Mapping and structural analysis in the south-central part of Sierra del Cuervo reveal that at least five major periods of deformation, ranging from Precambrian to late Tertiary, are represented. The most dramatic structures are a series of thrust faults and associated folds. Thrusting involved both Precambrian basement and Paleozoic sedimentary rocks, with tectonic transport toward the east-southeast. Stratigraphic relationships in Sierra del Cuervo restrict the age of this deformation only to post-Early Permian and pre-Cretaceous, but regional considerations suggest that it occurred during the middle Permian.
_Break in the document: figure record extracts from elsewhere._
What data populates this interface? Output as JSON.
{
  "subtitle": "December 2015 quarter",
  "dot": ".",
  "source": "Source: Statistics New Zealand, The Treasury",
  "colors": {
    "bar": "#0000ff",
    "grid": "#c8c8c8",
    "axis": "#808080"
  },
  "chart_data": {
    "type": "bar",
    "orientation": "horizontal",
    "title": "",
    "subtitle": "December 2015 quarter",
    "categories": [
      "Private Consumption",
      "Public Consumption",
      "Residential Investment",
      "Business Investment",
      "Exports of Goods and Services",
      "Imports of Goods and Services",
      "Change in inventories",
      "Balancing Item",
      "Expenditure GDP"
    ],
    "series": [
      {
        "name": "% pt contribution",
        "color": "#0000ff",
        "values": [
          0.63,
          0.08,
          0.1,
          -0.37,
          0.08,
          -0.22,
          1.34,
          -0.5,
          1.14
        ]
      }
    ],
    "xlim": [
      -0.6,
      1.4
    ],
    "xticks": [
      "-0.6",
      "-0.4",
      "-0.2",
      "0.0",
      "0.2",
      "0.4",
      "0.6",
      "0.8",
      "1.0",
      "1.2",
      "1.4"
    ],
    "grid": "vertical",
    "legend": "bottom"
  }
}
The origin of these late Paleozoic structures has previously been related to the westward extension of the Ouachita frontal zone; however, their orientation is oblique to the postulated trace of the frontal zone and suggests a much more complex relationship with the Ouachita system. Paleocurrents and compositional variations in sandstones of the Rara Formation indicate the presence of a basement-involved uplift in west-central Chihuahua during the Late Pennsylvanian and Early Permian. This apparent unroofing of a western basement-cored block, followed by east-southeast–directed thrusting, is inconsistent with the tectonic style of the Ouachita frontal zone and suggests that the late Paleozoic structures in Sierra del Cuervo are related to Ancestral Rocky Mountain deformation. Additional evidence for this southern extension of the Ancestral Rocky Mountains is found in other parts of northern and central Chihuahua and indicates that most of the region was in the Ouachita foreland during the late Paleozoic.